3.  Robert Boardman was born 8 September 1881 in Shediac, New Brunswick.  He died on 27 November 1945 at Steilacoom, Pierce Co., Washington.  He married Ethel Adella Brown on 28 August 1905 in St. Paul, Ramsey Co., Minnesota. They had 3 children.  Robert and Ethel are my grandparents.  They are buried in West Seattle in the Forest Lawn Cemetery. Their children were featured in a previous post dated April 12, 2010.

4.  William Thomas Boardman was born 17 January 1885 in Winnipeg, Manitoba, Canada.  He died May 8, 1945 in Pasadena, Los Angeles Co., California.  He married Daisy Emily Alice Colbeck on 7 July 1908 in Vancouver, British Columbia, Canada.  They had two sons.

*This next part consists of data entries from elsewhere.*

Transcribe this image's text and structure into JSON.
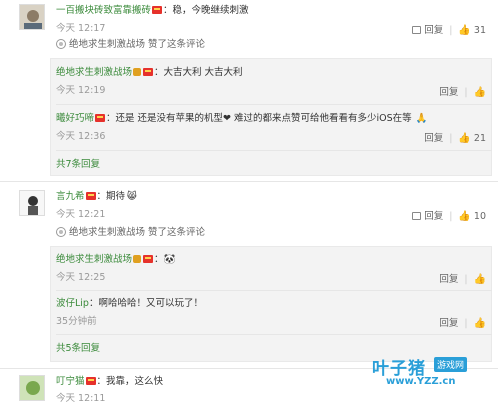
{
  "comments": [
    {
      "username": "一百搬块砖致富靠搬砖",
      "text": "：稳，今晚继续刺激",
      "time": "今天 12:17",
      "reply_label": "回复",
      "likes": "31",
      "liked_by_name": "绝地求生刺激战场",
      "liked_by_suffix": "赞了这条评论",
      "replies": [
        {
          "username": "绝地求生刺激战场",
          "text": "：大吉大利 大吉大利",
          "time": "今天 12:19",
          "reply_label": "回复",
          "likes": ""
        },
        {
          "username": "曦好巧啼",
          "text": "：还是 还是没有苹果的机型❤ 难过的都来点赞可给他看看有多少iOS在等",
          "time": "今天 12:36",
          "reply_label": "回复",
          "likes": "21"
        }
      ],
      "more_replies": "共7条回复"
    },
    {
      "username": "言九希",
      "text": "：期待",
      "time": "今天 12:21",
      "reply_label": "回复",
      "likes": "10",
      "liked_by_name": "绝地求生刺激战场",
      "liked_by_suffix": "赞了这条评论",
      "replies": [
        {
          "username": "绝地求生刺激战场",
          "text": "：",
          "time": "今天 12:25",
          "reply_label": "回复",
          "likes": ""
        },
        {
          "username": "波仔Lip",
          "text": "：啊哈哈哈！又可以玩了！",
          "time": "35分钟前",
          "reply_label": "回复",
          "likes": ""
        }
      ],
      "more_replies": "共5条回复"
    },
    {
      "username": "叮宁猫",
      "text": "：我靠，这么快",
      "time": "今天 12:11",
      "reply_label": "",
      "likes": ""
    }
  ],
  "watermark": {
    "brand": "叶子猪",
    "tag": "游戏网",
    "url": "www.YZZ.cn"
  },
  "colors": {
    "name": "#3a8a3a",
    "vip": "#e6312b",
    "watermark": "#2a9fd8"
  }
}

5.  John Henry Boardman was born 2 April 1886 in Winnipeg, Manitoba, Canada and died 15 January 1957 in (West) Seattle, King Co., Washington.  He married Laura Eleanor Cuthbert on 1 February 1921 in Winnipeg, Manitoba, Canada.  Laura was born 8 May 1891 in Winnipeg, Manitoba, Canada.  She died 26 December 1983 and is buried with John in West Seattle in the Forest Lawn Cemetery.

I will write more on each of these families in future posts.